Permasalahan bangsa, seperti tawuran, konflik antar-kelompok masyarakat dan antar-umat beragama terjadi karena kurangnya pemahaman nilai-nilai Pancasila. Hasil dari survei tersebut juga merekomendasikan solusi guna lebih memahami Pancasila. Misalnya, mensosialisasikannya lewat dunia pendidikan (30%), perilaku pejabat negara sebagai anutan (19%), dan lewat ceramah agama (10%). Guru dan dosen dipercaya untuk memberi materinya, selain badan khusus bentukan pemerintah.
Bidang pendidikan dianggap sebagai media strategis untuk mentransfer pemahaman tentang Pancasila. Dalam praktek, siswa dan mahasiswa tidak hanya mendapatkan pemahaman normatif tapi melalui berbagai pendekatan dan metode partisipatif mereka bisa mendapatkan pengetahuan yang komprehensif, sebagai produk yang terbentuk lewat pemikiran panjang.
2. Implementasi Nilai-Nilai Pancasila dalam Menumbuhkembangkan Kesadaran Masyarakat
Pancasila adalah landasan idiil dalam menjalankan kehidupan nasional. Pancasila yang ditemukan formulasinya pada pembukaan UUD 1945 adalah suatu pandangan atau nilai yang menyeluruh dan mendalam tentang bagaimana cara sebaiknya, yaitu secara moral dianggap benar dan adil, mengatur tingkahlaku bersama dalam berbagai kehidupan nasional.
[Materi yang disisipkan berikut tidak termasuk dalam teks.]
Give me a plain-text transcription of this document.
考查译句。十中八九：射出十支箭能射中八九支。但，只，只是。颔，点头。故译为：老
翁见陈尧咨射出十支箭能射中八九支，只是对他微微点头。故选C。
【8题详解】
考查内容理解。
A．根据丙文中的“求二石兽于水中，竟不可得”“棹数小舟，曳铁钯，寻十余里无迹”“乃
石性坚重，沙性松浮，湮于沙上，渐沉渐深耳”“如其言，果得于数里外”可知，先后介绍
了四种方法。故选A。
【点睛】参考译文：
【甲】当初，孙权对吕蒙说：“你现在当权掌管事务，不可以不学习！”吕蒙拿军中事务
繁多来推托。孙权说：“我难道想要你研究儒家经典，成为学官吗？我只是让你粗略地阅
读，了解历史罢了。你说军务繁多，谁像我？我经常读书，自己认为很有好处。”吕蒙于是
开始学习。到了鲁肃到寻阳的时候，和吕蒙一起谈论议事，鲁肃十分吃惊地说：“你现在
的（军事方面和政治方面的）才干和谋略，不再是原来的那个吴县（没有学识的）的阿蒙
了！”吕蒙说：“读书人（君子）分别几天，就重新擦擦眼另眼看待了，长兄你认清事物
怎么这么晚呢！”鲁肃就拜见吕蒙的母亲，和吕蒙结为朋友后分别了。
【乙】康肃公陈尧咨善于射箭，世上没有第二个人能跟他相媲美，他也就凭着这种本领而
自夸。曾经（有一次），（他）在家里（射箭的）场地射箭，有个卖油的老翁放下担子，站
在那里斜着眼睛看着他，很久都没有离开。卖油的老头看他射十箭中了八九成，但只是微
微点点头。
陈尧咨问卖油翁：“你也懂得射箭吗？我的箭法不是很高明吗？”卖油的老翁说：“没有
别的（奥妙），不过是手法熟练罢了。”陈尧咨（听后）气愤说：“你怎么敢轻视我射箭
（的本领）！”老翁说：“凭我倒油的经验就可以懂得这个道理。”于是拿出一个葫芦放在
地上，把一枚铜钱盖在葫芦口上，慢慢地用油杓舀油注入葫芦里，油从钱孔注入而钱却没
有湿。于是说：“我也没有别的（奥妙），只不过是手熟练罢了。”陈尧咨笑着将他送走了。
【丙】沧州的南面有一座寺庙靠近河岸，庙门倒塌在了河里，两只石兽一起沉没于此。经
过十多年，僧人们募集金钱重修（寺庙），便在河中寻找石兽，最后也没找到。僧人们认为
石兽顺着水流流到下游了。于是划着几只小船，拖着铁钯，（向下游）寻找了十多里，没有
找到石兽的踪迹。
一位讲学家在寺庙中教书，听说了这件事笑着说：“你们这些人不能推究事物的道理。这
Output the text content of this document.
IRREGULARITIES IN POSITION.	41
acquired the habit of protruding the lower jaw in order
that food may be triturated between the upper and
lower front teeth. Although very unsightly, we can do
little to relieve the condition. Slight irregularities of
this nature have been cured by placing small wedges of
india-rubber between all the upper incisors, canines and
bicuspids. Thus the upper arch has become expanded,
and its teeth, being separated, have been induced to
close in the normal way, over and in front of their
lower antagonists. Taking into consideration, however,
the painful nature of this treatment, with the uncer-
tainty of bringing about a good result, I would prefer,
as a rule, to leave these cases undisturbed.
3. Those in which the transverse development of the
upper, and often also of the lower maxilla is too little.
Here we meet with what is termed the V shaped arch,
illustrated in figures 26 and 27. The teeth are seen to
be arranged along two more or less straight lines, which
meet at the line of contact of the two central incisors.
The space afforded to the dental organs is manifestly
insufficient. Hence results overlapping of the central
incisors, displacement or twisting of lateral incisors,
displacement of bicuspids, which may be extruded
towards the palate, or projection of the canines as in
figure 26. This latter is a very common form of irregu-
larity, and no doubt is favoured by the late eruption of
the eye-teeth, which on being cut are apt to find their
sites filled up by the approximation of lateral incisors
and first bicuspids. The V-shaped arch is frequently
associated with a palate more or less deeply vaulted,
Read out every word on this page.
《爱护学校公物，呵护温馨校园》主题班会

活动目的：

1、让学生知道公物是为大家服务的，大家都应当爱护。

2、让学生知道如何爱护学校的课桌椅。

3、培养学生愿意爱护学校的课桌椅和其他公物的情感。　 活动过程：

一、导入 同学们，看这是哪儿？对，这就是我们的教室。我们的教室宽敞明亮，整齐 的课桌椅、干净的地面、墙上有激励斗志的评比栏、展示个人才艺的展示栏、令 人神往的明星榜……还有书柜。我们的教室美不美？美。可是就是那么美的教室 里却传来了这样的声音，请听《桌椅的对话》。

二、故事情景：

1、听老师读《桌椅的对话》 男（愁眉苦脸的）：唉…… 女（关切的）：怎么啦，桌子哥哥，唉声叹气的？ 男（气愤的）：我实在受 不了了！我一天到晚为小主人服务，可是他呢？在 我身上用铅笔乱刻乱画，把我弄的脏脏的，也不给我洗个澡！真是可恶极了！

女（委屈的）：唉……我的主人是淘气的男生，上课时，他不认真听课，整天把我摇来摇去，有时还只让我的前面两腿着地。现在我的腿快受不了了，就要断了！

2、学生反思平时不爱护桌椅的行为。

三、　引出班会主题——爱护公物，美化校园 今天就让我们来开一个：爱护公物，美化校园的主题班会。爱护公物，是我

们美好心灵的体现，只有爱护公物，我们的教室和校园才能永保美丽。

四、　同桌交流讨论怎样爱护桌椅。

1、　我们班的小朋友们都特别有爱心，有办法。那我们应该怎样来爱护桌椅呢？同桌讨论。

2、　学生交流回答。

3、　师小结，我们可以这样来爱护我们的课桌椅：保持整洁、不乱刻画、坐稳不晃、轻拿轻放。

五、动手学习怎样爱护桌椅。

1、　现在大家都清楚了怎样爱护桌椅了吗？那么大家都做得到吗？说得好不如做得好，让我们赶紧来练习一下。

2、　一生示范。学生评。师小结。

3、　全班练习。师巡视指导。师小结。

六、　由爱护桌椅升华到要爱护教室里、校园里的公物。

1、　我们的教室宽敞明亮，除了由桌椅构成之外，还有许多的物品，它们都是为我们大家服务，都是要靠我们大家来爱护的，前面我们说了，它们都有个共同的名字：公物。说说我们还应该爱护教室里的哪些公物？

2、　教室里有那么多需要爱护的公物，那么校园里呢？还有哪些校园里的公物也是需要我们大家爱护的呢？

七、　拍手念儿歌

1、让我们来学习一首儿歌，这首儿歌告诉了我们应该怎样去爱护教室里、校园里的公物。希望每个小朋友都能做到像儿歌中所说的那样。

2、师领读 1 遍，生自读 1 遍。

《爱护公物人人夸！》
Semakin terpahaminya Pancasila sebagai landasan idiil diharapkan mampu menjadi pengontrol tingkahlaku masyarakat. Terlebih lagi karena pada tataran perilaku masyarakat tersebut, media massa, khususnya televisi, setiap hari menyiarkan massa yang beringas merusak tempat-tempat tertentu seperti pabrik, rumah pribadi, kantor instansi pemerintah, gedung DPR/DPRD, kampus, malah tempat ibadah pun dibuat porak poranda. Begitu pula dengan kantor-kantor penegak hukum seperti gedung pengadilan, kepolisian, kejaksaan dan lain-lain. Berita-berita tersebut menyedot perhatian berbagai pihak dan berharap agar tak terjadi lagi.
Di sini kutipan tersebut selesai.